Par Eric Nepomuceno
Ces derniers jours, la Police fédérale brésilienne a barré la route à au moins 200 Haïtiens qui tentaient d’entrer au Brésil par la frontière péruvienne, dans l’Etat de l’Acre, en Amazonie. Tous les jours, ils sont rejoints par 70 ou 80 personnes qui ont effectué le long, coûteux et dangereux voyage depuis Haïti en passant par la République dominicaine et ensuite par Panama et le Pérou, avant de tenter la traversée de la frontière brésilienne. Au Brésil, des offres d’emploi «sûres» les attendent, et surtout du rêve et l’espoir d’échapper à un pays détruit, ruiné et misérable.
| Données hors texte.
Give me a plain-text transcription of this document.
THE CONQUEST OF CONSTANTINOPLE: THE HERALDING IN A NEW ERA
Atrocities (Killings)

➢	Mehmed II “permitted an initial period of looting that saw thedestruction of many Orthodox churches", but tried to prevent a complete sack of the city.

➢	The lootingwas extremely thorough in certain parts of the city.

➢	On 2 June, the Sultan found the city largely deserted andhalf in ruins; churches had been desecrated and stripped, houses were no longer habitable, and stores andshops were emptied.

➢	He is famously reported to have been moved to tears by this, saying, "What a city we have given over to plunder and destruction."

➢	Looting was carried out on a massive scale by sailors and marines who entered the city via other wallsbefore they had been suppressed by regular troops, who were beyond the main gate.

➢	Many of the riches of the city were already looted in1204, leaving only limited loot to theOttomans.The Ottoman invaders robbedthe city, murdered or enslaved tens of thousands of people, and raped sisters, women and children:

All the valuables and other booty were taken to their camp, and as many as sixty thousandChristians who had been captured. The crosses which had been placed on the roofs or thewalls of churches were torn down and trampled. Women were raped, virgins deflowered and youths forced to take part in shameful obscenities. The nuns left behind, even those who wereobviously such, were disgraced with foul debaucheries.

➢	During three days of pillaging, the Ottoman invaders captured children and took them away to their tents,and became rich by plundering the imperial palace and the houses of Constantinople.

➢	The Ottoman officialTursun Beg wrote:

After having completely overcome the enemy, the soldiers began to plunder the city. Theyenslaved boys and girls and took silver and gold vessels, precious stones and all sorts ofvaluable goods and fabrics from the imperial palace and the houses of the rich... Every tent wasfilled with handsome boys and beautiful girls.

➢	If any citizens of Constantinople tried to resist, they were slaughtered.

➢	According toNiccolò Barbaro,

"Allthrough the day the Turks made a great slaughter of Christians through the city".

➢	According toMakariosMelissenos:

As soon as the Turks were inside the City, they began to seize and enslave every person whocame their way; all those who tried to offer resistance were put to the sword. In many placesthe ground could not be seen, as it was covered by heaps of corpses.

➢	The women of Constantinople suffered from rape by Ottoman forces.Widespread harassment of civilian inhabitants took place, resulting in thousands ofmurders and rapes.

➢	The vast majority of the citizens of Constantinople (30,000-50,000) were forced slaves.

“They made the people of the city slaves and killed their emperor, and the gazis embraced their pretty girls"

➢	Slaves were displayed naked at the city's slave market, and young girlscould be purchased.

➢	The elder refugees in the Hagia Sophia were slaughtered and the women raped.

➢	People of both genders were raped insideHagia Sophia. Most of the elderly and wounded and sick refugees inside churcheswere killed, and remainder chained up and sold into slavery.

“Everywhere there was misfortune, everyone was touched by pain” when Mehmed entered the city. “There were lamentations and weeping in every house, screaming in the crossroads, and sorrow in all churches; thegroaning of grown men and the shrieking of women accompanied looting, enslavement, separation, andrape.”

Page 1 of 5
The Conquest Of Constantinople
Au moins quatre mille Haïtiens sont déjà arrivés et ont trouvé un travail. Ceux qui sont arrivés ces derniers jours à Iñapari, au Pérou, n’ont pas eu la même chance: ils n’auraient qu’un pont à franchir pour atteindre Assis Brasil, ville du sud de l’Etat de l’Acre; mais pour ce faire ils devront trouver des solutions légales pour se procurer un visa avant de traverser la frontière. Ils n’ont pas beaucoup de temps. Le Pérou vient de décider que dans quinze jours il exigera un visa d’entrée pour les Haïtiens. Ces derniers resteront donc dans une situation incertaine en attendant que l’on décide de leur sort. Sans argent, sans assistance, sans lieu où se loger. Chacun d’entre eux qui arrive au Brésil a dû payer – Dieu sait comment, car le revenu moyen d’un Haïtien est de deux dollars par jour – entre 2600 et 3000 dollars à un passeur déguisé en agent de voyages.
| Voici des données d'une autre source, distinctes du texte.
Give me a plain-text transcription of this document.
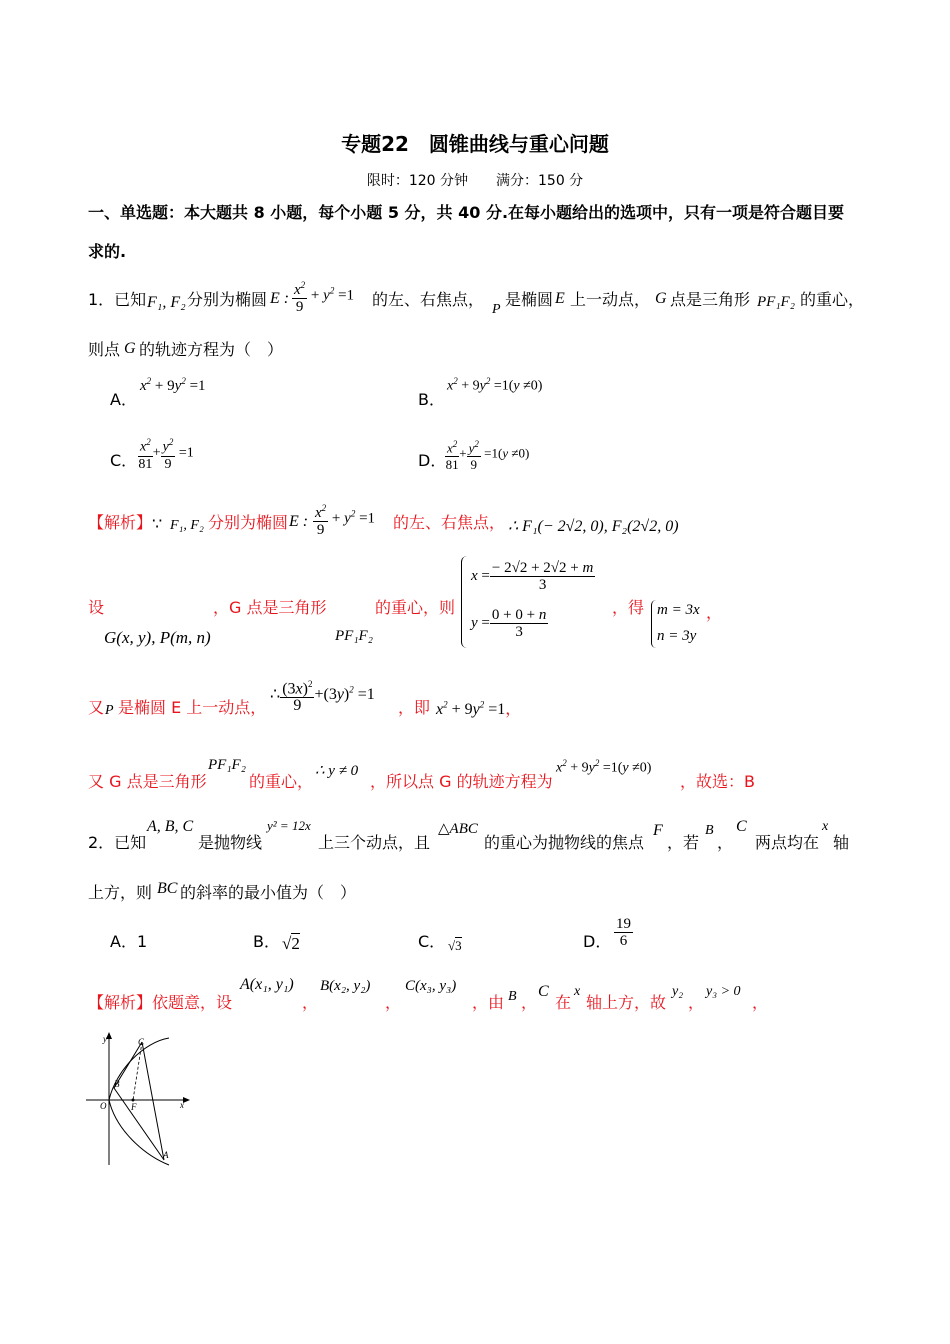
专题22　圆锥曲线与重心问题
限时：120 分钟　　满分：150 分
一、单选题：本大题共 8 小题，每个小题 5 分，共 40 分.在每小题给出的选项中，只有一项是符合题目要
求的.
1．已知 F₁, F₂ 分别为椭圆 E : $\frac{x^2}{9} + y^2 =1$ 的左、右焦点，
P
是椭圆 E 上一动点， G 点是三角形 PF₁F₂ 的重心，
则点 G 的轨迹方程为（　）
A．
$x^2 + 9y^2 =1$
B．
$x^2 + 9y^2 =1(y \ne 0)$
C． $\frac{x^2}{81} + \frac{y^2}{9} =1$	D．
$\frac{x^2}{81} + \frac{y^2}{9} =1(y \ne 0)$
【解析】 ∵ F₁, F₂ 分别为椭圆 E : $\frac{x^2}{9} + y^2 =1$ 的左、右焦点， ∴ F₁(− 2√2, 0), F₂(2√2, 0)
设
G(x, y), P(m, n)
，G 点是三角形
PF₁F₂
的重心，则
$x = \frac{- 2√2 + 2√2 + m}{3}$
$y = \frac{0 + 0 + n}{3}$	，得 m = 3x
n = 3y
，
又 P 是椭圆 E 上一动点，
∴ $\frac{(3x)^2}{9} +(3y)^2 =1$
，即 $x^2 + 9y^2 =1$，
又 G 点是三角形
PF₁F₂
的重心，
∴ y ≠ 0
，所以点 G 的轨迹方程为
$x^2 + 9y^2 =1(y \ne 0)$
，故选：B
2．已知
A, B, C
是抛物线
y² = 12x
上三个动点，且
△ABC
的重心为抛物线的焦点
F
，若
B
，
C
两点均在
x
轴
上方，则 BC 的斜率的最小值为（　）
A．1	B． √2	C． √3	D． $\frac{19}{6}$
【解析】 依题意，设
A(x₁, y₁)
，
B(x₂, y₂)
，
C(x₃, y₃)
，由 B ，
C
在
x
轴上方，故
y₂
，
y₃ > 0
，
y	C
B
O	F	x
A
Personne ne sait précisément comment a débuté ce mouvement migratoire, mais actuellement un peu plus de 4000 Haïtiens se trouvent au Brésil, presque tous travaillant légalement. L’arrivée de nouveaux groupes constitue un problème juridique et légal assez compliqué. En effet, lorsqu’ils entrent sur le territoire brésilien, les Haïtiens – «mal conseillés» par les passeurs – demandent l’asile. Et il est vrai que ce ne sont pas des réfugiés politiques: ce sont des réfugiés économiques qui ont fui le malheur, des réfugiés de la vie. Si le Brésil respectait au pied de la lettre la loi et les accords internationaux, il devrait déporter tous ces demandeurs d’asile. [Pour rappel, l’armée brésilienne est responsable du «maintien de l’ordre» en Haïti.]
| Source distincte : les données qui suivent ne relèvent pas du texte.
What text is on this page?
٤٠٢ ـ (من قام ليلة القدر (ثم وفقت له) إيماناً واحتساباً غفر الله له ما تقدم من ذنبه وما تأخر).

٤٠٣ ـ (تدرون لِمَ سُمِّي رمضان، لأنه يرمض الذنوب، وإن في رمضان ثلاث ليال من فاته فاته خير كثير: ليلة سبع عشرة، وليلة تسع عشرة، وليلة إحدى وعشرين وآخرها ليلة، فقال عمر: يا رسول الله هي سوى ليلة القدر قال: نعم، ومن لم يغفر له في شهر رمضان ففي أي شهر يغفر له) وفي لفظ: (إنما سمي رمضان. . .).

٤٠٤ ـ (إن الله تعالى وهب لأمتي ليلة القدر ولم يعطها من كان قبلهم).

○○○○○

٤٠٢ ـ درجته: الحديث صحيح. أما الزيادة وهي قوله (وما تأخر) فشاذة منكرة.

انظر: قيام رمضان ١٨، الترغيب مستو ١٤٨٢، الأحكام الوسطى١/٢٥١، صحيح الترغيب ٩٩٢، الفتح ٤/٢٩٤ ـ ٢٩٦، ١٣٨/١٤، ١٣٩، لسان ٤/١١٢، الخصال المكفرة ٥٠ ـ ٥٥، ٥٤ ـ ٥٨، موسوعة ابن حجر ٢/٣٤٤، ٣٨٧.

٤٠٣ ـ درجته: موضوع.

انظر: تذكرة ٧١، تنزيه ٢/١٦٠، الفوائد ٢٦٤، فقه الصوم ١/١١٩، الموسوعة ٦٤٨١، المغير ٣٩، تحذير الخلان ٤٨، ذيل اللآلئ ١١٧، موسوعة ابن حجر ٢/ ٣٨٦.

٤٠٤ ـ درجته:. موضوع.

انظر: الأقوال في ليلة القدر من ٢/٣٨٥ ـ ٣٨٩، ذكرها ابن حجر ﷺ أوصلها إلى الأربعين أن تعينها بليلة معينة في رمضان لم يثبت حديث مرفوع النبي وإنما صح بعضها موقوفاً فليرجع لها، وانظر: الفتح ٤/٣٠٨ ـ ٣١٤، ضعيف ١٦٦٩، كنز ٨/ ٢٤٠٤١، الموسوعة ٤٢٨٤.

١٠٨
Pour tenter de contrôler l’arrivée de Haïtiens, le gouvernement de Dilmar Rousseff (PT) a annoncé des mesures spécifiques. Sous prétexte de raisons humanitaires, il a décidé d’attribuer, par l’intermédiaire de son ambassade à Port-au-Prince, cent visas mensuels à des Haïtiens qui voudraient se rendre au Brésil. Ce qui représenterait 1200 par année pour une période de cinq ans. La loi brésilienne assure le même droit à leurs parents, épouses et enfants [regroupement familial]. Ici, au Brésil, ils trouveront du travail dans la construction, dans l’entretien des routes, dans les divers travaux en préparation du Mundial de 2014. Certains pourraient même devenir des professeurs de français.
En même temps, les déclarations de fonctionnaires du gouvernement laissent clairement entendre qu’il y a deux types d’accueil pour ceux qui voient le Brésil comme une sorte de terre promise.
Entre janvier et septembre 2011, l’administration brésilienne a délivré 51’353 autorisations de travail au Brésil pour des immigré·e·s. Dans certains secteurs du gouvernement existe la ferme intention d’impulser une politique plus ample d’immigration, destinée à attirer de plus en plus d’immigré·e·s, mais uniquement ceux répondant à certains critères [«immigration choisie»]. Selon les déclarations de certains fonctionnaires, il existe un «volume d’accueil» à hauteur de 400’000 «immigrants qualifiés» qui sont disposés à s’installer au Brésil pour y trouver ce que la crise économique leur a dérobé dans leurs pays d’origine.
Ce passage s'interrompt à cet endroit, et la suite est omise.